# Who is in the WI-IL area....



## DRFT_GTO (Sep 10, 2007)

i am in the process of buying my 04 gto and i was just wondering who lives around here....

southern WI or northern IL.....


----------



## abright52 (Dec 17, 2006)

I'm in DeKalb, IL.


----------



## Mike_V (Mar 10, 2006)

Right on the border


----------



## DRFT_GTO (Sep 10, 2007)

you near the lake?


----------



## Mike_V (Mar 10, 2006)

DRFT_GTO said:


> you near the lake?


Lake? I'm right near the 132 exit of 94 (zero mintues from Gurnee Mills, 15/20 Minutes from Kenosha).


----------



## DRFT_GTO (Sep 10, 2007)

oh ok, i am from kenosha... i live inland about 5-7 miles off 94 on HWY 50....


----------



## DRFT_GTO (Sep 10, 2007)

and i ment lake michigan... i wasnt sure where abotu u were in the WI IL border...


----------



## Mike_V (Mar 10, 2006)

So when do you think you'll have the GTO? If you're ever around Gurnee Mills, I'd be happy to show you mine if you'd like to see one with a few personal touches.


----------



## DRFT_GTO (Sep 10, 2007)

yeah what kinda personal touches you have on that thing.... u got LS1 or LS2

i spend a lot of time out by gurnee:cheers


----------



## silver04G-T-OHHH (Aug 13, 2006)

Send me an email when you are ready to start modding your car, if you aren't capable of doing it yourself.


----------



## DRFT_GTO (Sep 10, 2007)

silver04G-T-OHHH said:


> Send me an email when you are ready to start modding your car, if you aren't capable of doing it yourself.


um, i am very capable of doing it myself.... i have a 2005 cobalt that i invested around 17 grand into that was a show car.... and pretty quick for a four banger with no spray or forced induction

i should have the goat in my garage by next weekend, its already got some **** done to it.. and will have more to come once i get the money again


----------



## silver04G-T-OHHH (Aug 13, 2006)

17k into a COBALT? Ever heard the saying "you can't shine ****?"


----------



## DRFT_GTO (Sep 10, 2007)

i would hardly call a new chevy cobalt a turd...

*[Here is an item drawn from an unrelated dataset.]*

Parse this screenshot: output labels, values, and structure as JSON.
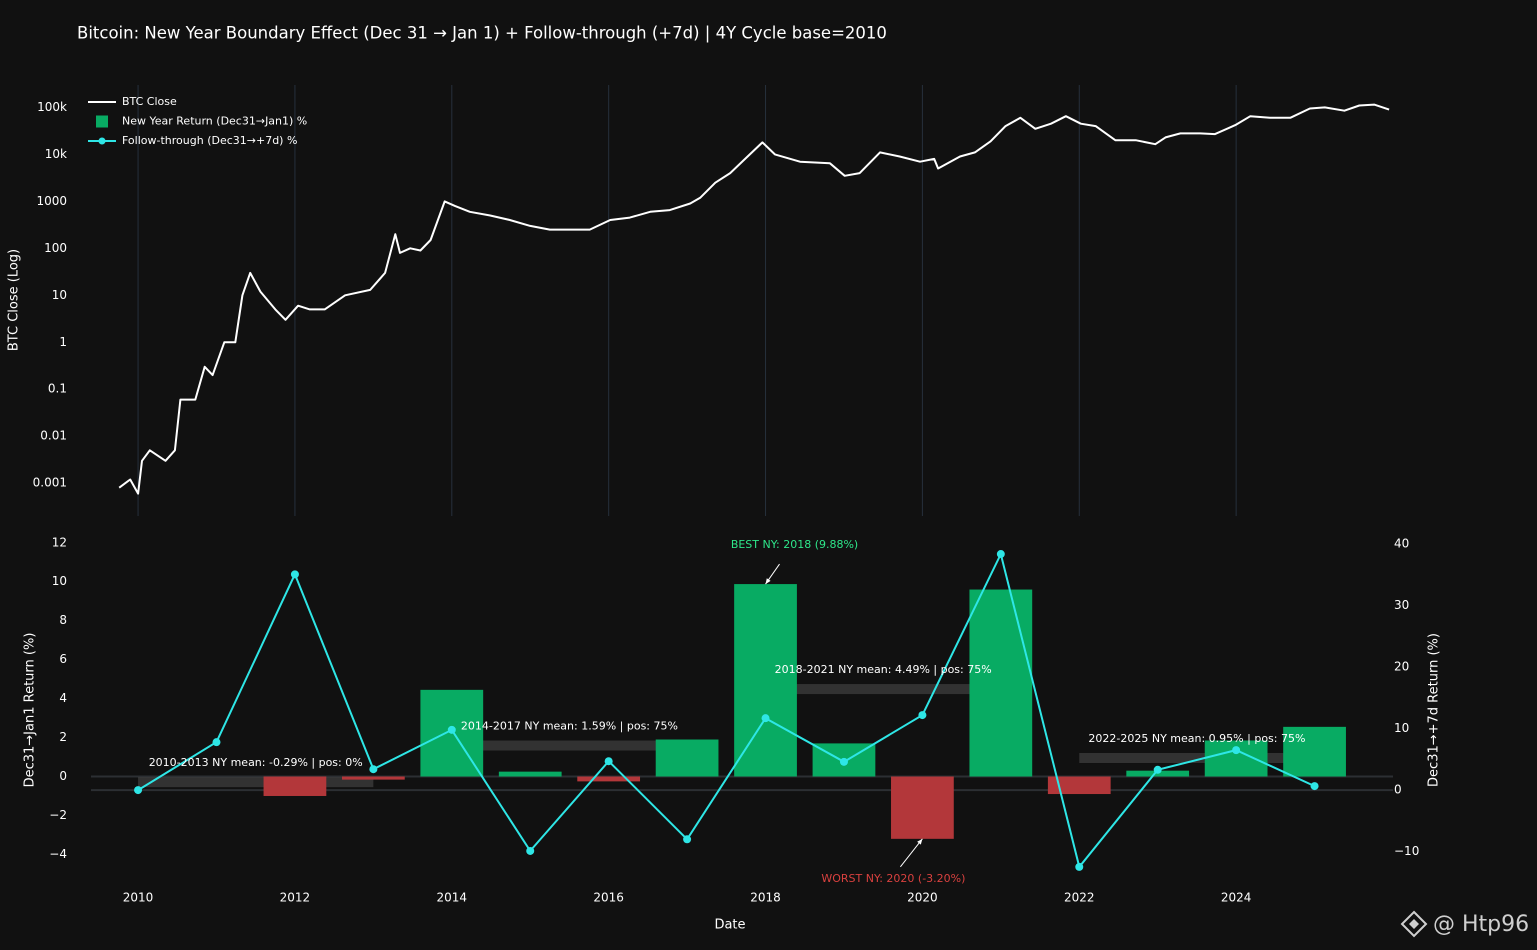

IMO it looks better then your stock looking GTO


----------



## uncutnick (May 27, 2007)

hey waukesha, wi here but i drive to buffalo grove every morning. and back again at nite


----------



## DRFT_GTO (Sep 10, 2007)

thats not far from here!!!


----------



## silver04G-T-OHHH (Aug 13, 2006)

DRFT_GTO said:


> i would hardly call a new chevy cobalt a turd...
> 
> IMO it looks better then your stock looking GTO


You are so right, I should put some gay stripes on it and call it a race car. I don't take **** from people that don't know the difference between the word then and than. You are ****ing retarded!


----------



## Mike_V (Mar 10, 2006)

silver04G-T-OHHH said:


> You are so right, I should put some gay stripes on it and call it a race car. I don't take **** from people that don't know the difference between the word then and than. You are ****ing retarded!


I like this forum because it's a lot calmer than the others. Let's try not to F it up.


----------



## homegrownracing (Apr 13, 2007)

haven't i seen you in lake geneva before anyway i live there


----------



## silver04G-T-OHHH (Aug 13, 2006)

Mike_V said:


> I like this forum because it's a lot calmer than the others. Let's try not to F it up.

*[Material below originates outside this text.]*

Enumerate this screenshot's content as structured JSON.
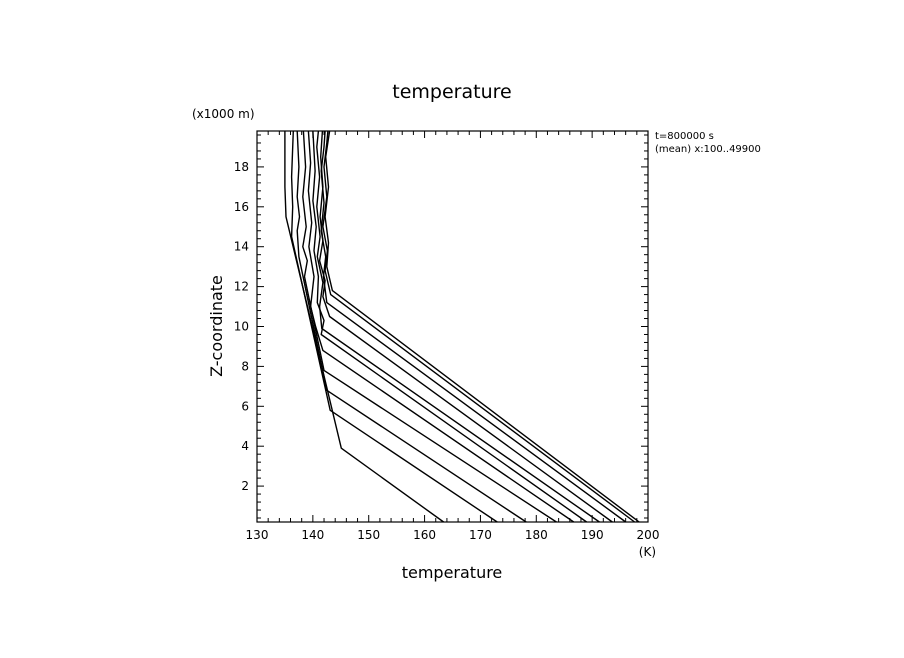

That's kind of funny to me because you have the same screen name on here as skateboarder mike vallely who is famous partially for that video of him kicking the **** out of 4 dudes at once.


----------



## DRFT_GTO (Sep 10, 2007)

silver04G-T-OHHH said:


> You are so right, I should put some gay stripes on it and call it a race car. I don't take **** from people that don't know the difference between the word then and than. You are ****ing retarded!


wow you really are F'ed up in the head arent you? 

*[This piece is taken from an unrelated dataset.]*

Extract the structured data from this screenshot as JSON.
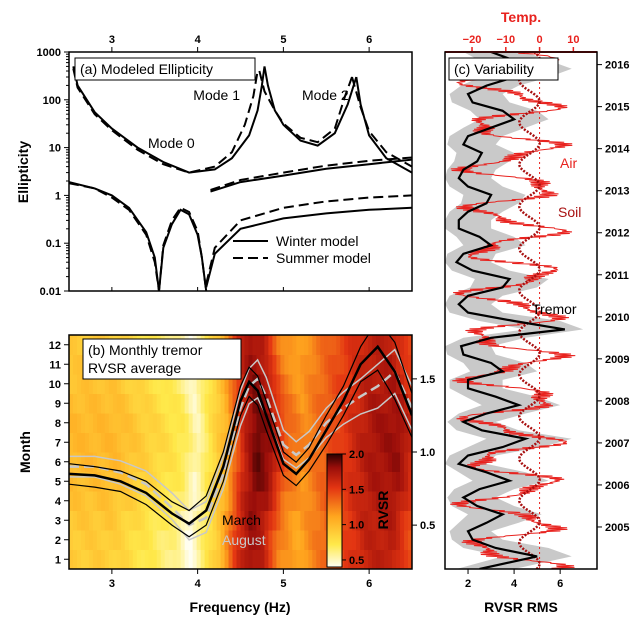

do you see racing strips on my cobalt?

did i ever say it was fast/ or it was a race car?

wow so i wrote then and not than... i clearly know the differance between the two, but i thought this was a GTO forum, not a spelling forum. and the fact that you said i was retarded for saying that just makes you lok silly and childish... i highly suggest u just stop before you make your self sound more childish....


----------



## silver04G-T-OHHH (Aug 13, 2006)

DRFT_GTO said:


> wow you really are F'ed up in the head arent you?
> 
> do you see racing strips on my cobalt?
> 
> ...


I was referring to the paint job on your GTO, not your cobalt...and I don't think you know the difference between then and than, I am drunk right now and still probably 10 times smarter THAN you will ever be!arty:


----------



## DRFT_GTO (Sep 10, 2007)

.. like i said childish.....

and the 'stripes' on the GTO.... are in fact slashes and writing that are painted on, it happens to be a replica of Rhys Millens first drift car, and if thats not your style that is fine, you dont have to go and talk ****...

like the other guy said dont trash this forum...


----------



## DRFT_GTO (Sep 10, 2007)

oh yeah and i would be willing to meet up with you and have my "race car" as you call it, smoke the doors off your car.


----------



## SPICERED2006 (Oct 7, 2007)

RACINE WI.....arty:


----------



## ricekiller848 (Oct 24, 2007)

appelton here.. anyone around?


----------



## londo (Aug 12, 2007)

minnesota here burnsville


----------



## Mikey340 (Jul 18, 2006)

*Chicago Goat Mob!*

Chicago,IL 
Mike


----------